Einstein once said that “A problem cannot be solved with the same mind that created it.” I suggest that by maintaining the status quo of division – poor or wealthy, black, white or brown, conservative, liberal or moderate, red states or blue states, for or against any issue under the sun – we are excluding ourselves from a solution. We are attempting to understand and solve what have become global concerns with the perspective of experience of one human life – our own.

I don't want that responsibility – do you?

In the 1990s, at an awards ceremony of the Urban League, the late Joe Martin gave a speech urging people to begin spending time with others of differing races, genders, religions, political beliefs and physical circumstances. I took him up on this challenge, and for nine months I listened and talked, and it became clear that we all had more in common than we had dividing us.

Bridging gaps, finding friends

In March of 2007, Mecklenburg Ministries partnered with Crossroads for Change and began an initiative called “Friday Friends,” a forum to encourage people to bridge these gaps. The last Friday of every month, members meet over lunch with people of different backgrounds to get “to know one another as people, not as categories.”

The big idea is that not only will we create relationships that can build social capital, but as individuals we can expand the boundaries of our own experience to learn to think with a more expansive – and inclusive – vantage.
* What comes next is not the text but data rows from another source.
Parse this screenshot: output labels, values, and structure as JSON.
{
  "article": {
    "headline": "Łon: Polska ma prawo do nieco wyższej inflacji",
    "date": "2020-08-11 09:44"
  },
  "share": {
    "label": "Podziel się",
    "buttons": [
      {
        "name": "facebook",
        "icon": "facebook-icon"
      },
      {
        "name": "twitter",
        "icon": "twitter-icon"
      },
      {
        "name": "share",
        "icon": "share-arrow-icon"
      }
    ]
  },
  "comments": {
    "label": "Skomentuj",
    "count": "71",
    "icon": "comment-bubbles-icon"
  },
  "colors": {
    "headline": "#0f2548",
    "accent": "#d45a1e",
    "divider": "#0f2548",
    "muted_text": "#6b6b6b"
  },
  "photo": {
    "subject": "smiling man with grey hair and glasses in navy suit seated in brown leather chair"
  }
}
It is this kind of learning that wires our brains to create solutions that will be both dynamic and sustainable.

Mecklenburg Ministries is holding a Meet and Greet on Friday, for the next session of Friday Friends so that people can connect with a partner. The new participants will become a part of more than 500 people who have begun this journey of understanding, consciousness-raising, and solution-oriented behavior.

No one is immune to the bias of our own experience. But we become victims when we deny that our bias exists. It is a pretty good hint that there is bias going on if the person on the other side of the table looks like they or their choices are the source of all the problems.

In my recent experience as a congressional candidate, I have been tempted more than once by the dark siren call of “us and them.” This experience has led me to believe more than ever that a new kind of politics, a new kind of conversation, a new kind of thinking is required to create the kind of world we all want to live in.

Friday Friends (www.meckmin.org) is one solution. I urge everyone to heed Joe Martin's original revelry and take advantage of it.